Here’s a list of names you may or may not remember from the end of the 20th Century: Magellan. Northern Light. Hotbot. Inktomi. They and several other sites took a shot at making the World Wide Web a place where content could be actively found, instead of just discovered through word of mouth or through a newsgroup posting.

Much has changed since the end of 2000. AltaVista emerged from the crowd to be the place to go for search. It was at the top of the heap. And then one day, it wasn’t. That would be when Google emerged.

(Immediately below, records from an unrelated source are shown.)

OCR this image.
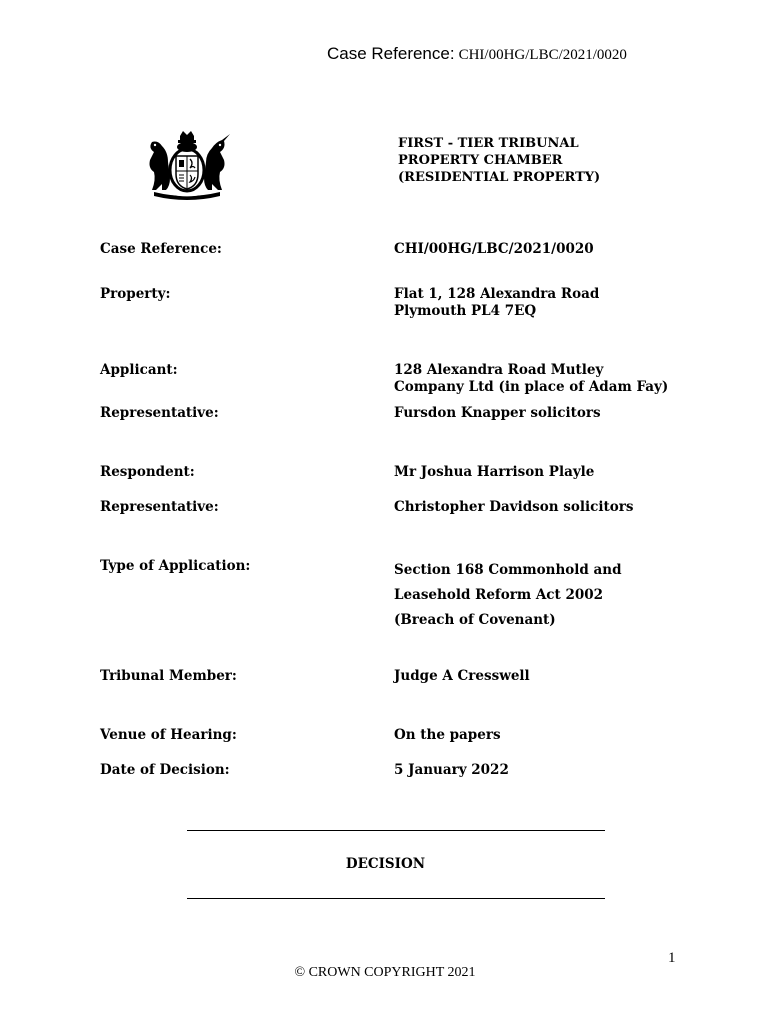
Case Reference: CHI/00HG/LBC/2021/0020
FIRST - TIER TRIBUNAL
PROPERTY CHAMBER
(RESIDENTIAL PROPERTY)
Case Reference:	CHI/00HG/LBC/2021/0020
Property:	Flat 1, 128 Alexandra Road
Plymouth PL4 7EQ
Applicant:	128 Alexandra Road Mutley
Company Ltd (in place of Adam Fay)
Representative:	Fursdon Knapper solicitors
Respondent:	Mr Joshua Harrison Playle
Representative:	Christopher Davidson solicitors
Type of Application:	Section 168 Commonhold and
Leasehold Reform Act 2002
(Breach of Covenant)
Tribunal Member:	Judge A Cresswell
Venue of Hearing:	On the papers
Date of Decision:	5 January 2022
DECISION
1
© CROWN COPYRIGHT 2021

The history of search comes to life in the histogram provided on BruceClay.com. That draws from information compiled at times over the years into Search Engine Relationship Charts.

What was once a mixed up mishmash of search sites has been hammered flat over the past few years. Looking at the most recent chart at BruceClay.com shows just how ‘clean’ the world of search looks today.

You have Google supplying paid results to a half-dozen other search sites. Yahoo, MSN, and Ask along with Google supplying search results to the likes of AOL and Lycos. And that’s pretty much it.

If anyone needs to see how Google has won the battle for search supremacy in a nice pretty graph, this is the place to see it dramatically displayed in four-color glory. We’ll have to check back on it in seven years to see if Google still holds the center, or has been displaced.

Hat tip to Salesforce.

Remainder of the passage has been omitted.